Before utilizing remote patient monitoring equipment for acute care, your staff should consider specific patient factors. Care teams should determine whether the patient is at an increased risk of experiencing severe complications, has had difficulty attending face-to-face appointments, and whether they are likely to experience symptoms for a prolonged period of time.

As always, physicians and other care professionals should decide to use RPM solutions on a patient-by-patient basis. An individual analysis will help your team choose the best care strategy for each patient’s unique needs.

States that Require Coverage for Remote Patient Monitoring

Currently, remote patient monitoring is not mandatory coverage in all 50 states. However, many health insurance providers are adding RPM to their covered service lists because it is extremely cost-effective.

In addition, the CMS has drastically expanded its policy regarding remote patient monitoring coverage. It remains to be seen whether they will scale back this coverage in the future, after the large expansion prompted by the COVID-19 pandemic.

As is often the case, several states are being proactive in updating their healthcare regulations. Specifically, fifteen states, along with Washington, D.C., have implemented legislation requiring health insurers to provide coverage for RPM services.

The states that have passed such laws include:

  • Arizona
  • Arkansas
  • Colorado
  • Connecticut
  • Georgia
  • Maine
  • Maryland
  • Massachusetts
  • Mississippi
  • Nebraska
  • New Hampshire
  • New Jersey
  • New Mexico
  • Virginia
  • West Virginia

Some of these states have implemented broader legislation to require healthcare insurers to cover RPM services and telehealth solutions, while others have limited the legislation to address remote patient monitoring exclusively.

In the coming years, more states will likely implement RPM coverage mandates.

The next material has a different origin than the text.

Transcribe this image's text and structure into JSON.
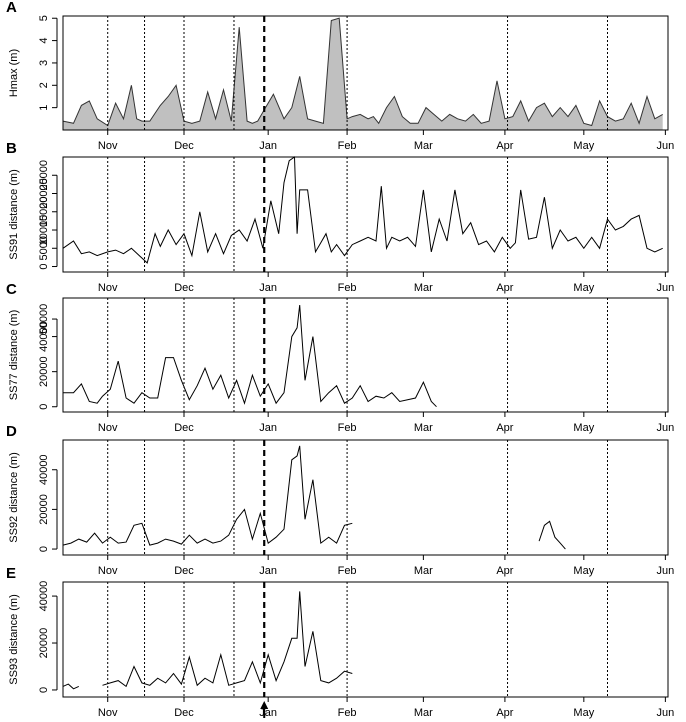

Such coverage increases will expand the already surging demand for remote patient monitoring technologies and software.

State legislators are not the only ones that are becoming more conscious of the benefits of remote patient monitoring solutions. Patients are also expressing a desire for access to remote healthcare technologies on a large scale.

Rising patient demand means organizations should strongly consider implementing remote patient monitoring solutions if they do not already have them in place. Doing so will drastically enhance the care experience, save money, and streamline data sharing.